Chegara uma hora que aquilo começou a me irritar. Eu queria andar por aí abraçada com ele e conversar com meus amigos sobre nossos momentos juntos. Minha amiga insistira que eu devia começar algo sério com ele e o que ela disse ficou tão preso na minha mente que tive que pensar melhor. O que eu diria aos meus pais? 'Olha mãe, sabe o Peter? Então. Eu estou ficando com ele há mais de 10 meses escondido. Eu queria saber uma coisa: a gente pode namorar?' E o que eles diriam? Tinha certeza que a confiança seria uma das próximas coisas que eu perderia.

E foi aí que eu tive a força de vontade de ir conversar com ele e pedir sua opinião já que estaríamos juntos por um bom tempo. Coloquei um casaco e saí de casa ao seu encontro.

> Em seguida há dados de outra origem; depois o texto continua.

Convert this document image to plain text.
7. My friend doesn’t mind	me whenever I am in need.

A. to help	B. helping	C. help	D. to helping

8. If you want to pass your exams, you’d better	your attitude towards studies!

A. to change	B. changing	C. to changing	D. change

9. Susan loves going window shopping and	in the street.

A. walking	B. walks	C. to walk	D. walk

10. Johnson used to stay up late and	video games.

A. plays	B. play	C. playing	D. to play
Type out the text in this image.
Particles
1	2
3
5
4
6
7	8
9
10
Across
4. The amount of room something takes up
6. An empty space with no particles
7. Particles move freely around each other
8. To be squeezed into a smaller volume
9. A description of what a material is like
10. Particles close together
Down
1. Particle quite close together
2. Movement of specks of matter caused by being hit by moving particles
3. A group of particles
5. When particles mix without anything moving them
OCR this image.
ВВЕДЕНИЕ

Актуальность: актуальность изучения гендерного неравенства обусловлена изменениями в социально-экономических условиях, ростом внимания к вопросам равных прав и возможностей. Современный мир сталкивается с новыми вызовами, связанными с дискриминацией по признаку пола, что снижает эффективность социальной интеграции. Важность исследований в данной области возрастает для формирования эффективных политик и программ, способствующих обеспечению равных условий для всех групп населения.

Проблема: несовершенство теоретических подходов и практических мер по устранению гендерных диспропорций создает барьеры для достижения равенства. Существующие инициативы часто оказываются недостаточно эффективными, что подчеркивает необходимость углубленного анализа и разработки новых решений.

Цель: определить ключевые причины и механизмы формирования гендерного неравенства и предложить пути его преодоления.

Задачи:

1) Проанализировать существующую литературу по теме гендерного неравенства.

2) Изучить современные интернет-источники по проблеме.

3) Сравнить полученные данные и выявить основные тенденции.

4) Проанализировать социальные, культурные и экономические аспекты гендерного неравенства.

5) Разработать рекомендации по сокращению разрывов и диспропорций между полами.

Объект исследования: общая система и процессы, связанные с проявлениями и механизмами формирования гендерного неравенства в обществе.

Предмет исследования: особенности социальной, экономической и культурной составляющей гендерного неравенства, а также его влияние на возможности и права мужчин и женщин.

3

Surpreso com a minha vinda inesperada ele sorriu e nos abraçamos. Haviam algumas pessoas passando pelo corredor e eu não queria fazer aquilo da pior forma. Limpei a garganta e sentei ao seu lado, no mesmo banco onde tudo acontecera e onde tudo continuaria a acontecer, se tudo desse certo.

- Eu não quero esconder mais nada de ninguém. Se for real o que sinto por você, quero que os outros vejam a nossa felicidade quando estamos juntos. - falei, com a voz trêmula.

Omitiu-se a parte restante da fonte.